A book about kids killing other kids, that is written for the teen market? If that doesn’t grab your attention, then you must not be a parent.

The Hunger Games is the first book in a trilogy by Suzanne Collins that has, since 2008, sold more than 5 million copies. On March 23 a movie adaptation of the first book hit theatres and made a quarter of a billion dollars in just 10 days. This is the latest big thing in teen fiction. And like Twilight before it, a pivotal element of the plot is causing concern for Christian, and even non-Christian parents – this is a story about kids killing other kids.

Deadly plot does not a bad book make

Sixteen-year-old Katniss Everdeen lives in a post-apocalyptic world where what’s left of the United States has been divided up into 12 Districts, all subservient to “the Capital.” We learn that there was once a 13th district, but it rebelled, and in the resulting war the Capital destroyed it. Every year since then, as show of their submission, each of the Districts has had to provide the Capital with two Tributes, a boy and a girl, to fight to the death in a made-for-TV spectacle reminiscent of the Roman gladiatorial games. Katniss becomes the District 12 female Tribute after she volunteers to take her 12-year-old sister’s place.

Now the setting is grim, but a grim setting does not necessarily a bad book make. After all, “kids killing kids” would serve as a good summary of Lord of the Flies. In William Golding’s classic, he makes use of grim plot elements to talk about Man’s depravity, and how even “innocent” children are fully capable of murder (or as the catechism puts it: “we are all conceived and born in sin”). A great writer can use a dark setting to present an important Truth.

Rooting for the anti-hero

However, Colllins is no William Golding. Her premise is intriguing – the hero of our story is placed between a rock and hard place. Since there is only one final winner in these “Hunger Games” Katniss would seem to have a terrible decision to make: to kill or be killed?

But Katniss never makes that decision. Collins has created a moral dilemma that, on the one hand, drives the action, but on the other, is hidden far enough in the background that it never needs to be resolved. Neither Katniss nor any of the other Tributes ever consider the morality of what they are being told to do. And Collins so arranges the action that Katniss is not put in a situation where she would have to murder someone to win the game – she does kill several in self-defense, but the rest of the Tributes kill each other, and Katniss’s only immoral kill (which the author clearly doesn’t think is immoral) is a “mercy kill” near the end.

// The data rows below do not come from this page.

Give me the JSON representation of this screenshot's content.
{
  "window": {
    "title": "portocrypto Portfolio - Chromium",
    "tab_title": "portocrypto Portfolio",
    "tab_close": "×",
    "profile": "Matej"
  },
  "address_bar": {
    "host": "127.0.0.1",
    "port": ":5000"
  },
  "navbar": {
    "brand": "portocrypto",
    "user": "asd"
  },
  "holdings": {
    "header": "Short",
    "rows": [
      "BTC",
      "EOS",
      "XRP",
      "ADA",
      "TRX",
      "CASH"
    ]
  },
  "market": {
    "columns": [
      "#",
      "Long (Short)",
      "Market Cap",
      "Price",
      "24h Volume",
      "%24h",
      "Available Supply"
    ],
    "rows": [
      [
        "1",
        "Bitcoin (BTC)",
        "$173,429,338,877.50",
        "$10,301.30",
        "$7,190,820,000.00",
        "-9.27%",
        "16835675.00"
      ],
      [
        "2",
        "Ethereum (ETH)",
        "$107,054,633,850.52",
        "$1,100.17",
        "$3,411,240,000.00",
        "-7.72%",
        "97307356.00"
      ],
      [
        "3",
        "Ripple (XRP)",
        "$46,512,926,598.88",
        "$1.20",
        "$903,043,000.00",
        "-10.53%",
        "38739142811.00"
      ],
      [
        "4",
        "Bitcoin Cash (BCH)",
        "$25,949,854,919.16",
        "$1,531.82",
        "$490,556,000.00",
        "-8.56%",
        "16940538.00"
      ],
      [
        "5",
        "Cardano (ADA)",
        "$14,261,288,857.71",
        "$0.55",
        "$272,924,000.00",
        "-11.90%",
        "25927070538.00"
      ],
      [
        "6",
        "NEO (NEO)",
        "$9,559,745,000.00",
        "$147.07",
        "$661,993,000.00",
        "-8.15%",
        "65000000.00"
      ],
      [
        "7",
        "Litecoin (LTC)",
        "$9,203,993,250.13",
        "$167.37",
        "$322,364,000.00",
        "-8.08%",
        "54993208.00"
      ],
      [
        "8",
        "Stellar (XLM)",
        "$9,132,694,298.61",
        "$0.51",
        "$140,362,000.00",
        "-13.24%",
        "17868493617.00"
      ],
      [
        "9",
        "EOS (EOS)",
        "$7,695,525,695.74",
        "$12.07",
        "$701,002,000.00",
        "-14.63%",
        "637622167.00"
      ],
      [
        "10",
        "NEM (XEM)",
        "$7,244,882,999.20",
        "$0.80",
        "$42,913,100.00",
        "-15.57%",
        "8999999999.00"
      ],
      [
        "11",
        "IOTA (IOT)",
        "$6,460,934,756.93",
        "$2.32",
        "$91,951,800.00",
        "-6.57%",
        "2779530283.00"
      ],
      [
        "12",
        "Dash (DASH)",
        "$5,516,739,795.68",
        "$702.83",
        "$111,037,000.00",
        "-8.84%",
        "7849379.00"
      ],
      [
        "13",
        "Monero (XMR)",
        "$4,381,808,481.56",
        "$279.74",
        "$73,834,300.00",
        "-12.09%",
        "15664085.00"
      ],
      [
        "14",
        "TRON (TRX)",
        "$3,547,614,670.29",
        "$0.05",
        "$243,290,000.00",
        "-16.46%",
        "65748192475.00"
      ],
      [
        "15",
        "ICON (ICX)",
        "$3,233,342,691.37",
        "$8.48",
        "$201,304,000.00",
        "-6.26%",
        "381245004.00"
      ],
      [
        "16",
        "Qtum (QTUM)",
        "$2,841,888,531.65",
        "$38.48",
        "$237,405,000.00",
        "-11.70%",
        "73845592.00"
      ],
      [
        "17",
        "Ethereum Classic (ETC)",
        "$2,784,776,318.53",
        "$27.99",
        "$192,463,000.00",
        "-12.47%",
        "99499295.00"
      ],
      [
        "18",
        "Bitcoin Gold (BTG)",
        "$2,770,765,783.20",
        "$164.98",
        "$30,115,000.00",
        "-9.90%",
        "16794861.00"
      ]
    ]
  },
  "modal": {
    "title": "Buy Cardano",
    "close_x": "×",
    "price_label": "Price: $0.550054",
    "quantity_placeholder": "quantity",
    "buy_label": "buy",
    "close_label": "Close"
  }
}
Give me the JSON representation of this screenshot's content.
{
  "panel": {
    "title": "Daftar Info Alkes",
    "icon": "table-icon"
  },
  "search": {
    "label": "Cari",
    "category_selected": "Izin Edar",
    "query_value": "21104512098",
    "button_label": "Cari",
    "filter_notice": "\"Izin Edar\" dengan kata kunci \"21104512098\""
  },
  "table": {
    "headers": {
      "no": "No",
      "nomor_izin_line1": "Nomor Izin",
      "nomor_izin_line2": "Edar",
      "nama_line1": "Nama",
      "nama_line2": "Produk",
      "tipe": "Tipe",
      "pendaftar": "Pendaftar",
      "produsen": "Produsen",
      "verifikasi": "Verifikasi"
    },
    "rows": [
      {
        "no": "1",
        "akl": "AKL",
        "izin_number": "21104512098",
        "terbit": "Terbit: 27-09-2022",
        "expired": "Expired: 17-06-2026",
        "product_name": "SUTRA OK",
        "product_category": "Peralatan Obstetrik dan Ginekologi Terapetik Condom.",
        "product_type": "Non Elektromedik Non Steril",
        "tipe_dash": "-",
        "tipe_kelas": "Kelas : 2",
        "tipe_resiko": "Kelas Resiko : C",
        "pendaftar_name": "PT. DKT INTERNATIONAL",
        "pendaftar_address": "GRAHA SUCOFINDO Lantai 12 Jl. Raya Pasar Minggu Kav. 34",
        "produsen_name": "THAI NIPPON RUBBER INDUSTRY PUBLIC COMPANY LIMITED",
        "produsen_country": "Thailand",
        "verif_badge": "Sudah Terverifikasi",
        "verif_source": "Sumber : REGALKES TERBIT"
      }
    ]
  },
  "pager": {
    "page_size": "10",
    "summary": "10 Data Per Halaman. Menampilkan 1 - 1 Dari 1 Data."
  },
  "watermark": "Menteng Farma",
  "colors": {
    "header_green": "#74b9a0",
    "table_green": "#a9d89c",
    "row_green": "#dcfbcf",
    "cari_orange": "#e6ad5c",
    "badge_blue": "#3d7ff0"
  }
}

This is quite the trick, and it is the means by which Collins maintains tension throughout the book: we’re left wondering right to the end, will she or won’t she? But consider just what we’re wondering: will the “hero” of our story murder children to save her own life, or won’t she? When the plot is summarized that way, it’s readily apparent why Collins never presents the moral dilemma clearly; if it is set out in the open, it isn’t a dilemma at all. It’s wrong to murder. It’s wrong to murder even if we are ordered to. And it’s wrong to murder even to save our own life. That’s a truth Christians know from Scripture, but one even most of the world can intuit.

Conclusion

Golding used his grim setting to teach an important Truth.

Collins uses her grim setting to the opposite effect, confusing right and wrong for her young auidence by not directly confronting the sinfulness of obeying obscene orders: “You have been chosen to go kill other children for the enjoyment of a viewing audience.” Yes, there was a time when even the world understood it was no defense to say “we were just following orders” but that’s far from common sense today (our culture has forgotten that all will have to answer to God for what they’ve done). Collins obscures the Truth when her unquestioning Tributes, Katniss included, are portrayed as just doing what they have to do. Many among her teenage readership won’t have the wisdom yet to recognize that there is another choice: that the players could decide it is better to suffer evil than to perpetuate it.

So this is not a book that will help our young people think God’s thoughts after Him.

If your teens have already read or watched the “The Hunger Games” they may be eager to defend it, and explain why this review is quite unfair. If so, that’s quite the opportunity. Parents, let them tell you all about it, but require from them that they defend it using God’s standards.